The authors of the first report speculated that long-term therapy with methylphenidate could have desensitized the patient to the effects of amphetamines, since these drugs act in similar ways. It is also possible that amphetamine therapy interacted with the escitalopram. For this reason, they suggested caution when treating ADHD patients with amphetamines when they are also taking an SSRI.

Psychological, psychiatric

Amphetamines release monoamines from the brain and thereby stimulate noradrenergic, serotonergic, and particularly dopaminergic receptors. Under certain circumstances this leads to psychosis and compulsive behavior, as well as auditory hallucinations similar to those experienced in paranoid schizophrenia. In addition, amphetamines cause an acute toxic psychosis with visual hallucinations, usually after one or two extremely large doses [ ].

When an amfetamine is taken, even in a therapeutic dose, most people experience a sensation of enhanced energy or vitality, which, with repetitive administration, follows different patterns. Most often euphoria will develop, usually with a sense of heightened function or perception, and occasionally compulsive behavior as well as hallucinogenic delusions. Dysphoria occurs in some (especially older) individuals.
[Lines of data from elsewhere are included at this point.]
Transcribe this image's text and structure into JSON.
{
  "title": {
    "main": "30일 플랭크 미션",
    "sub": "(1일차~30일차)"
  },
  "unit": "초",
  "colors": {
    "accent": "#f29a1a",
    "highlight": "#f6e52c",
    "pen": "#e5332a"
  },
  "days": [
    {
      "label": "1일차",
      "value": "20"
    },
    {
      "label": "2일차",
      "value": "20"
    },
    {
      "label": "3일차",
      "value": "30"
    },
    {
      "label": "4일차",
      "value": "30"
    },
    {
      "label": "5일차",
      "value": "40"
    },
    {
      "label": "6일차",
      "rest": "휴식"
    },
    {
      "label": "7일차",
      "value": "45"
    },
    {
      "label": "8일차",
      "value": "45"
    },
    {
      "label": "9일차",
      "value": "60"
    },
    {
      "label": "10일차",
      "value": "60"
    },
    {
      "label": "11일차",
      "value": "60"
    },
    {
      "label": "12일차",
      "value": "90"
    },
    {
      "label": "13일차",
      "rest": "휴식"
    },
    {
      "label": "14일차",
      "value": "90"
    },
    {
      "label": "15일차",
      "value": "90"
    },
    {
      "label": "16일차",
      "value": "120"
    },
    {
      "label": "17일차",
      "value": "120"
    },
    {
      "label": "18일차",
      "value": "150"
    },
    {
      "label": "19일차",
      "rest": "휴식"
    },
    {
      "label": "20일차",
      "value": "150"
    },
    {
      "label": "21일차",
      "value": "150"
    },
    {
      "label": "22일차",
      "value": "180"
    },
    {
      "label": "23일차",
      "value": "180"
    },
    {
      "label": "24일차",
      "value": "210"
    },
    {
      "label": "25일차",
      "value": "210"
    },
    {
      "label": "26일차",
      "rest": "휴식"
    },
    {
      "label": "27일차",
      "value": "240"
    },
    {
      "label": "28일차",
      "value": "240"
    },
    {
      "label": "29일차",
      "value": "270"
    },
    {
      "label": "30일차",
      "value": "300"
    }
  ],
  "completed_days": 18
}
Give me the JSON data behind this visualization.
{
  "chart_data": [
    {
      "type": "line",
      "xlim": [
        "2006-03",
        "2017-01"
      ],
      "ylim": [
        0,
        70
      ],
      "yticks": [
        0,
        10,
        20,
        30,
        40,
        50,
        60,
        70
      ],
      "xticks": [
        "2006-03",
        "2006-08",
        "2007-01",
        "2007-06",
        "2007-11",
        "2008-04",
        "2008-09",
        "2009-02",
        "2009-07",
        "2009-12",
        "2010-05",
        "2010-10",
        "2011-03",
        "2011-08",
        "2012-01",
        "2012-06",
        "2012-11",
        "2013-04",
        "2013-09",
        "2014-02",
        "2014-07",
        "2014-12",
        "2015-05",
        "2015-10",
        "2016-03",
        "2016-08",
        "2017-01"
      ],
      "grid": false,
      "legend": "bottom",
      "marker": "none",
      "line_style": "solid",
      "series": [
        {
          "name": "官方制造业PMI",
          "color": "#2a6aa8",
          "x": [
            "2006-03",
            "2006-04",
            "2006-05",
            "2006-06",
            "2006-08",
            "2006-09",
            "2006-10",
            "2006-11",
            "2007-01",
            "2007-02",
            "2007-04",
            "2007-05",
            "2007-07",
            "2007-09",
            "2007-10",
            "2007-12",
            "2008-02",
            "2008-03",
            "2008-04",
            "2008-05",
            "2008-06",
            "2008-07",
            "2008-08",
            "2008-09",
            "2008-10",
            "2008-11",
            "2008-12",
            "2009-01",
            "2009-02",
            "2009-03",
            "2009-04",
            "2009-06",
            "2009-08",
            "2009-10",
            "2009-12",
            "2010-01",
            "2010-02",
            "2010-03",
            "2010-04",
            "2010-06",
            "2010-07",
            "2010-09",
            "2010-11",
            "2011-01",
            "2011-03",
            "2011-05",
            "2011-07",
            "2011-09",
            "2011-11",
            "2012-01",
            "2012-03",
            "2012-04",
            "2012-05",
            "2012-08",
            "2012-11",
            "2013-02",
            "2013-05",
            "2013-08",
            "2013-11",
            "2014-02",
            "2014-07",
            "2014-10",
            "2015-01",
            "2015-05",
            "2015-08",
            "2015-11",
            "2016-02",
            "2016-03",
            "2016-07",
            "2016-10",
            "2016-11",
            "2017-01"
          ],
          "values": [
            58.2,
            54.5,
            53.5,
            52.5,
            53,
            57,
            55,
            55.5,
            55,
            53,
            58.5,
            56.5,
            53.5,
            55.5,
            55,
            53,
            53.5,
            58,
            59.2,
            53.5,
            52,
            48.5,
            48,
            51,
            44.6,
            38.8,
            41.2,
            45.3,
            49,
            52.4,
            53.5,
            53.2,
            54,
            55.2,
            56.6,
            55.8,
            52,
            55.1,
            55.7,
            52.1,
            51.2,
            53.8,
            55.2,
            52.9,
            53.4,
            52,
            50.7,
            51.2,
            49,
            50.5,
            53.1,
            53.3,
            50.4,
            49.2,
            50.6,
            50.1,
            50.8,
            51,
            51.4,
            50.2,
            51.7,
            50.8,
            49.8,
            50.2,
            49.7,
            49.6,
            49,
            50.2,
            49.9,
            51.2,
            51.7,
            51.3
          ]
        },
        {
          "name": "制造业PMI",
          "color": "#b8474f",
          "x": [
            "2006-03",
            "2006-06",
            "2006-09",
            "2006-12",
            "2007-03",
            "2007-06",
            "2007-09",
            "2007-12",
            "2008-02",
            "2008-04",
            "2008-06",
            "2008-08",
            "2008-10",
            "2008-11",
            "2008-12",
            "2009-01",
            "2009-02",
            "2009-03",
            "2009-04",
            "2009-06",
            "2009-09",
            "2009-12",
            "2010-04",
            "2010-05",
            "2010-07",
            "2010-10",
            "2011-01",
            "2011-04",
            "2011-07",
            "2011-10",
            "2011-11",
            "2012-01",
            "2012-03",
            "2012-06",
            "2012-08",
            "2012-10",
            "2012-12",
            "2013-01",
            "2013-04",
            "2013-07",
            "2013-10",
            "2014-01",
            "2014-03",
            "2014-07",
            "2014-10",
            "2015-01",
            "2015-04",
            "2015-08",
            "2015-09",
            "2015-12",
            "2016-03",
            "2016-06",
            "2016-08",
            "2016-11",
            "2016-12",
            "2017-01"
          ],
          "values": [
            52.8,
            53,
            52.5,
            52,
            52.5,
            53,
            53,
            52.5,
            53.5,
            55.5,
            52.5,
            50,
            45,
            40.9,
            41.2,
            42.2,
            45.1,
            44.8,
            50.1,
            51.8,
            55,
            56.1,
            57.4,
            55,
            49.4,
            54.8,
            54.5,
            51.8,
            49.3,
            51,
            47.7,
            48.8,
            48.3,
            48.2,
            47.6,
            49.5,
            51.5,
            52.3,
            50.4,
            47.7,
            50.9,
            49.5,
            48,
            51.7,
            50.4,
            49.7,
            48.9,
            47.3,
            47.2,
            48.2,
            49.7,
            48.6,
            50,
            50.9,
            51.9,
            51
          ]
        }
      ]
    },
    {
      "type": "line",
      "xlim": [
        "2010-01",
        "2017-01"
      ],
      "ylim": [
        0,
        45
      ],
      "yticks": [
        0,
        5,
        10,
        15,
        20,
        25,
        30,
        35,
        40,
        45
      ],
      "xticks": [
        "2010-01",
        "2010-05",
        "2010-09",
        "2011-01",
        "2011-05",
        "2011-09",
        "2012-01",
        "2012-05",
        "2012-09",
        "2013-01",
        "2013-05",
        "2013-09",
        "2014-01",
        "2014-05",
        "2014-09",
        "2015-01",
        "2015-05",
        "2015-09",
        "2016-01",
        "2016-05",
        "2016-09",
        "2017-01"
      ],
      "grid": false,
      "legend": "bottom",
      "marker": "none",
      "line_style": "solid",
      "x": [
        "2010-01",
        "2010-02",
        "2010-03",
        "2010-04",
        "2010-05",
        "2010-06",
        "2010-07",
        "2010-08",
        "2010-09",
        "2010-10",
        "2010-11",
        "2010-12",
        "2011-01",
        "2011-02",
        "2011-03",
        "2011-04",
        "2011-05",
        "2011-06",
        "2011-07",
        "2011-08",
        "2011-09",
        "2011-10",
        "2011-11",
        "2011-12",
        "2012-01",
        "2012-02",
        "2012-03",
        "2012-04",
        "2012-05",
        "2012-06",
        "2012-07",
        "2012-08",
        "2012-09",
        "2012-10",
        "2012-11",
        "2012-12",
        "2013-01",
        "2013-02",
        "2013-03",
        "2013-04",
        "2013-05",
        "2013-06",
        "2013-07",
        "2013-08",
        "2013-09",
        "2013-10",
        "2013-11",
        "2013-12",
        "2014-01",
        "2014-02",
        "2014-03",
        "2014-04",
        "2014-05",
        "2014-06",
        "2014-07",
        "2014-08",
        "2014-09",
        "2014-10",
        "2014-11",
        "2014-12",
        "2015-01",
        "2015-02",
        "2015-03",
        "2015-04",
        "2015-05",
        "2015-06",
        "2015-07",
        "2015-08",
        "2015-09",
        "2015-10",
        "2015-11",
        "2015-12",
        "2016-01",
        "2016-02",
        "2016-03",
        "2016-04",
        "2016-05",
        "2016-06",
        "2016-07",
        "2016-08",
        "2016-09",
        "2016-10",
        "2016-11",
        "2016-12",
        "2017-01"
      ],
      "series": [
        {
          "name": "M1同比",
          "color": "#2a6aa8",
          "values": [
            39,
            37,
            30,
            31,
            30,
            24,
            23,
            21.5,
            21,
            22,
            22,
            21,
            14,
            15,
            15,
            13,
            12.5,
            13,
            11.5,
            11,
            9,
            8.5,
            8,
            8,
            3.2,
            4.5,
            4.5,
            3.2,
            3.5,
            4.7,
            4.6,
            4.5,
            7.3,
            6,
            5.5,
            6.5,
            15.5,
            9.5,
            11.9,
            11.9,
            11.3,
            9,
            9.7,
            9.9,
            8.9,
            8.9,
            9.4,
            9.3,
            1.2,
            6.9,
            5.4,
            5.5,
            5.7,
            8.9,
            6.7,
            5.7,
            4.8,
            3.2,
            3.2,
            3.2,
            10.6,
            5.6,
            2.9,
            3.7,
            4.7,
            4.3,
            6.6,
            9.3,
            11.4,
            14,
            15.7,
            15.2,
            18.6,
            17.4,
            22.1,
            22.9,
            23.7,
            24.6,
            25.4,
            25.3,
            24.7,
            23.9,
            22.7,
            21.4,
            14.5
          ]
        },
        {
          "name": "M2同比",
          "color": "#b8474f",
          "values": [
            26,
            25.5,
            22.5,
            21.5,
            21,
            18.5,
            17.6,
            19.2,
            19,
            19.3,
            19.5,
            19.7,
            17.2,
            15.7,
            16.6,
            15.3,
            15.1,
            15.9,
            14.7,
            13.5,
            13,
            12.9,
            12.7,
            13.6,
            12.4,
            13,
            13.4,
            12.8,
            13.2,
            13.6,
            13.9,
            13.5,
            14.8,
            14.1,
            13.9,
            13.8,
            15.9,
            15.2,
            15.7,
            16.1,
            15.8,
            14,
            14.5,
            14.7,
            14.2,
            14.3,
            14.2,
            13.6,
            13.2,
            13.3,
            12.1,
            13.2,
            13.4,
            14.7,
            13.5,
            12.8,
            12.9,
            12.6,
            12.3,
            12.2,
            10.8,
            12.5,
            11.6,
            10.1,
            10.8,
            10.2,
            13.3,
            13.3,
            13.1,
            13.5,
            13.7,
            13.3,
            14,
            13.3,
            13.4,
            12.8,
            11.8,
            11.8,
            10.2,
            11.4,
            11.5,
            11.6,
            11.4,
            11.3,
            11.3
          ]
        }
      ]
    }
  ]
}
The euphoric effect may enhance craving for amfetamine, and repeated reinforcement can lead to conditioned drug responses, which may facilitate dependence. Progression to severe dependence depends highly on individual vulnerability, the circumstances, the setting, the pattern of use, and especially escalation to high-dose patterns of use. Although most people probably use amphetamines for the original reason they were prescribed, and do not escalate the dosage, a significant proportion do, highlighting the abuse potential. The amphetamines are sometimes used recreationally for years in moderate doses. However, once inhalation and intravenous administration or higher doses are used, a “high-dose transition” into abuse usually occurs, and the capacity for low-dose occasional use is lost, presumably, forever (see the sections on Drug abuse and Drug dependence in this monograph).